As the demographic trends of the past half-century continue, and as ever more white Americans better understand the consequences of those trends, they will be steadily more willing to support candidates who appeal for votes with a white version of “identity politics.” Ever more white voters will be motivated to support candidates who not only highlight and call out the deceit and hypocrisy of the politicians, educators, media masters, and business leaders promoting DEI, “affirmative action” and similar policies, but who also explain just how such policies, and the outlook behind them, harm the interests and future of white Americans.

The outreach of pro-white candidates should be cogent and reasonable, and appeal to a sense of justice and fair play. Such candidates will be all the more effective when they appeal to voters not merely with negative messaging about their opponents, but when they also present positive imagery of our own people, and messaging that inspires hope for a better future for our children. Successful pro-white candidates and activists must learn to be flexible and adaptive in tactics, while always firm and steadfast in principle. That’s not easy to do. It requires patience, self-control, and discernment – virtues that normally come only with experience and age.

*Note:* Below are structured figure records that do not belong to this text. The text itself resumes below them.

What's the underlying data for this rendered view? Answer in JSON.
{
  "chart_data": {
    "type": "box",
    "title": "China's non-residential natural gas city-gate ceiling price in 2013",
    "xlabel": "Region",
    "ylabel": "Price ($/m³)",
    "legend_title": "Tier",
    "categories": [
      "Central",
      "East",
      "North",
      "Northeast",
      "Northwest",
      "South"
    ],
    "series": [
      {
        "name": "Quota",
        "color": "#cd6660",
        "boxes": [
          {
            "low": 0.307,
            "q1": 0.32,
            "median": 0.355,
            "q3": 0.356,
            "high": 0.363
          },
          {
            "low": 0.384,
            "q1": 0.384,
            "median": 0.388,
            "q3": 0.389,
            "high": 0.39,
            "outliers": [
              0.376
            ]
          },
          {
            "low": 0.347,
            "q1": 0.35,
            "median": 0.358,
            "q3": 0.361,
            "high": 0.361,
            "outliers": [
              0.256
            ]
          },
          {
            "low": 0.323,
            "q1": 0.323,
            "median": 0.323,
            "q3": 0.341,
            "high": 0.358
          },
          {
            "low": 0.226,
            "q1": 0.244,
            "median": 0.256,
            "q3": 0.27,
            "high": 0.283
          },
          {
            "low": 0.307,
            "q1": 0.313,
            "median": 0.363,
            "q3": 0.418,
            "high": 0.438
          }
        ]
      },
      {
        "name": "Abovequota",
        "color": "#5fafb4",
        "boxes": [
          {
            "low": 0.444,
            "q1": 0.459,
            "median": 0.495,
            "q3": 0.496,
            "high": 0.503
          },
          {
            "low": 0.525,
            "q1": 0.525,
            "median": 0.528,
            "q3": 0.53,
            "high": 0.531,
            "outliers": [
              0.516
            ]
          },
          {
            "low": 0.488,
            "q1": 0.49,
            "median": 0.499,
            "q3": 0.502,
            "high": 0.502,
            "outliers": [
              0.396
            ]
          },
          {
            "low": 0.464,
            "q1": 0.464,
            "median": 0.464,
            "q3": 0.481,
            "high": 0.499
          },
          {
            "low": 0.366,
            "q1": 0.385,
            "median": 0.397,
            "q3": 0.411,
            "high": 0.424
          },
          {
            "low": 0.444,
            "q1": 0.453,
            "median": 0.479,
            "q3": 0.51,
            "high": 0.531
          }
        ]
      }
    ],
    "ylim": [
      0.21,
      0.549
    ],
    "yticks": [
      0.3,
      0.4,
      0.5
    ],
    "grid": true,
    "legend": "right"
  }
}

In this time of accelerating change and looming challenge, our most pressing task must be to awaken the suppressed but slumbering self-awareness, confidence, and latent strength of our people. Our hopes and efforts must be directed, first and foremost, not to propping up and trying to save the multi-cultural, multi-racial USA. Instead, our focus should be on the well-being and future of our people. In this struggle there will be no easy, “quick fix” victory. In fact, the battle will become more intense after Trump is gone, and the MAGA movement is history.

Happily, there are already encouraging reasons for hope and confidence.

On the intellectual front, we are already prevailing, even if that’s not yet widely understood or acknowledged. Our most formidable adversaries in the battle for ideas are not neo-Marxists or dreamy utopians, but rather the neo-conservative and neo-liberal apologists for the prevailing democratic-capitalist order. Although they defend a System that is still powerful and entrenched, they are very much on the defensive because that order is ever more obviously failing.

These defenders of what they call “democracy” want to suppress and ban popular political parties that they say are not “really” democratic. These champions of “free speech” and “tolerance” ban books, websites, and podcasts that they regard as offensive or hateful. They denounce ethno-nationalism in Hungary and Poland, but defend it in Israel. Their slogans, arguments and ideas are lackluster and uninteresting. No wonder they are increasingly regarded – especially by younger men and women – as ineffectual hypocrites.

In this struggle, we can also take heart from the important work that’s being done to lay a foundation for ultimate victory. Especially encouraging is the rise in recent years of an ever-growing number of capable, smart, and articulate younger white activists, publicists, writers, and organizer. With each passing year, these younger men and women – in our country and overseas – are turning out ever more, and ever better quality, videos, podcasts, websites, essays and books.

In this great, existential struggle of our age, our guiding spirit must not be loathing or hatred of others, but an abiding loyalty, love and devotion for the heritage and future of our own people, sustained by our vision of a secure, hopeful and durable future for our children and for generations of our people not yet born.

1 Comment

  1. The trends you described have already happened in California. Why haven’t whites responded there in a self conscious ethnic manner? I dont see a guarantee to any of it.